Konflik Timur Tengah Dorong Lonjakan Transaksi Minyak Mentah di ICDX

- ICDX mencatat lonjakan transaksi kontrak berjangka minyak mentah COFU10 hingga 648 lot pada Maret 2026, naik signifikan dibanding bulan-bulan sebelumnya.
- Krisis di Timur Tengah memicu peningkatan aktivitas lindung nilai di pasar energi global karena fluktuasi harga minyak yang tinggi.
- Analis ICDX menilai harga minyak berpotensi menguat ke kisaran US$95–US$100 per barel akibat risiko geopolitik dan gangguan pasokan di Selat Hormuz.
Jakarta, FORTUNE - Di tengah gonjang-ganjing krisis minyak akibat konflik di Timur Tengah yang belum usai, Bursa Komoditi dan Derivatif Indonesia (ICDX) mencatat lonjakan transaksi kontrak berjangka komoditas minyak mentah.
Sepanjang Maret 2026, volume transaksi kontrak berjangka minyak mentah COFU10 mencapai 648 lot, melonjak tajam dibandingkan Februari 2026 yang hanya 12 lot dan Januari 2026 sebanyak 4 lot.
Direktur ICDX Nursalam menjelaskan, COFU10 merupakan kontrak berjangka yang merepresentasikan 10 barel minyak mentah per lot. Komoditas yang digunakan mengacu pada jenis West Texas Intermediate (WTI), yakni minyak mentah ringan dan berkadar sulfur rendah yang menjadi salah satu acuan utama harga minyak global.
"Krisis di Timur Tengah memberikan guncangan pada pasar energi global, khususnya minyak mentah.
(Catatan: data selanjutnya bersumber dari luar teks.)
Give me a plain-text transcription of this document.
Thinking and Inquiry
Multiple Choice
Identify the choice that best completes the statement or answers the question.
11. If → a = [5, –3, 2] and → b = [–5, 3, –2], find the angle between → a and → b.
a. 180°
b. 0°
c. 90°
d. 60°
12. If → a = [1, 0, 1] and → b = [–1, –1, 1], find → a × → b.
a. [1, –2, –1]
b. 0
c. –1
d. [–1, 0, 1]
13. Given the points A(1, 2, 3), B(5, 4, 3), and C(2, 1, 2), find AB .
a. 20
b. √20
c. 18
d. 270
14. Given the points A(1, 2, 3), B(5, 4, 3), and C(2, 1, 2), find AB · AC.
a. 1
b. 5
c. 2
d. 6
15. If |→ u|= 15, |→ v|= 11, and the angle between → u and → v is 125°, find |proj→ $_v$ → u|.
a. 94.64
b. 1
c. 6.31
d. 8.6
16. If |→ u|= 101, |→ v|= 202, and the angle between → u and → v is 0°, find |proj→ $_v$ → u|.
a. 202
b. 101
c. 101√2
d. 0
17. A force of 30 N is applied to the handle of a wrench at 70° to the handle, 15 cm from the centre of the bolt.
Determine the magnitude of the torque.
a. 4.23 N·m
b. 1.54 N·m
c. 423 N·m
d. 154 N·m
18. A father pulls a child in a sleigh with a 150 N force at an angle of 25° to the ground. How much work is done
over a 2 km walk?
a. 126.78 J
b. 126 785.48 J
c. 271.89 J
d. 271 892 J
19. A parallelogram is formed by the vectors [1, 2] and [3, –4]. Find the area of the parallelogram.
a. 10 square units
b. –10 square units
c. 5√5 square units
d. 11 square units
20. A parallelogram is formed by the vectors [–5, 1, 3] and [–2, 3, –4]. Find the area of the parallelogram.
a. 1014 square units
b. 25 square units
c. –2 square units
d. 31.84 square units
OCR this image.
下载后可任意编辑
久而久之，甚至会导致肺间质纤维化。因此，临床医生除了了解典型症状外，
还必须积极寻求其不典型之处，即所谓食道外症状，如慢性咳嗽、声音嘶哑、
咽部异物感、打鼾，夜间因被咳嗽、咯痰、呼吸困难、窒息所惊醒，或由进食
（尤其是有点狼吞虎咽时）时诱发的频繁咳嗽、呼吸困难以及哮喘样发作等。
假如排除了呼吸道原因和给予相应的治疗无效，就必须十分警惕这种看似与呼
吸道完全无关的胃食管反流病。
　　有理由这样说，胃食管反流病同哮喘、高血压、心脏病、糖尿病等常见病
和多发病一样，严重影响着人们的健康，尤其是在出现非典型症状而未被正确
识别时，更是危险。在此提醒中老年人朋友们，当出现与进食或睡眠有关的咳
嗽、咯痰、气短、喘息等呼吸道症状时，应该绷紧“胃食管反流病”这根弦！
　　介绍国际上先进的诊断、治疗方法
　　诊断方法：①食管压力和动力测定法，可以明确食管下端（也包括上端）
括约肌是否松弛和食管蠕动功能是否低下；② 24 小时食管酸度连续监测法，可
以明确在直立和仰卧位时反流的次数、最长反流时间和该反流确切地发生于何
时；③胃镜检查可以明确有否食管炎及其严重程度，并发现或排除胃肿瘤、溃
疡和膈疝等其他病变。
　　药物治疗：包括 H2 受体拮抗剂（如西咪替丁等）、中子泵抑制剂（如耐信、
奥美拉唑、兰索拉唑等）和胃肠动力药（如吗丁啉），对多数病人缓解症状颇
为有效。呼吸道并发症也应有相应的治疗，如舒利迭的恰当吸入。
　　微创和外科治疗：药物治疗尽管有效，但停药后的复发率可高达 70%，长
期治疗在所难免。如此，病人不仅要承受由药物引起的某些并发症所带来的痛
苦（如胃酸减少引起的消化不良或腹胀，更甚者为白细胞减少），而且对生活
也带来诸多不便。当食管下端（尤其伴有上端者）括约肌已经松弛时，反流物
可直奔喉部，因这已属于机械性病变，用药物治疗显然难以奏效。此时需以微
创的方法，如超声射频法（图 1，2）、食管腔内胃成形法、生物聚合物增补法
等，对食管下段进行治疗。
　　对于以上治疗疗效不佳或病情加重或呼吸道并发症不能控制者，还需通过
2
Dalam situasi seperti ini, hedging atau lindung nilai dapat mengatasi risiko yang terjadi atas perubahan harga pada pasar fisik (spot)," katanya dalam keterangan yang diterima Fortune Indonesia, Kamis (23/4).
Sementara itu, Analis Komoditas Research & Development ICDX Girta Yoga menilai harga minyak mentah berpotensi menguat dalam jangka pendek. Sebab efek dari risiko geopolitik timur tengah yang saat ini menjadi katalis penggerak utama belum menunjukkan tanda-tanda mereda.
"Risiko geopolitik dari perang Iran ini berdampak langsung pada gangguan pasokan di pasar global akibat aksi saling blokade di jalur pengiriman vital, terutama Selat Hormuz yang berkontribusi terhadap sekitar 20 persen pasokan energi global," ujarnya.
Selain itu, indikator lain yang menjadi faktor adalah kelanjutan negosiasi gencatan senjata AS – Iran untuk mencapai kesepakatan damai yang mengakhiri perang Iran, perkembangan konflik Israel - Lebanon, kebijakan terkait output OPEC+, dan pertumbuhan permintaan di negara importir utama seperti Cina dan India.
Menurut Yoga, level resistance terdekat dalam jangka pendek minyak mentah berpotensi di kisaran harga US$95-US$100 per barel. Namun apabila ada katalis negatif, harga berpotensi turun menemui level support di kisaran harga US$80-US$75 USD per barel.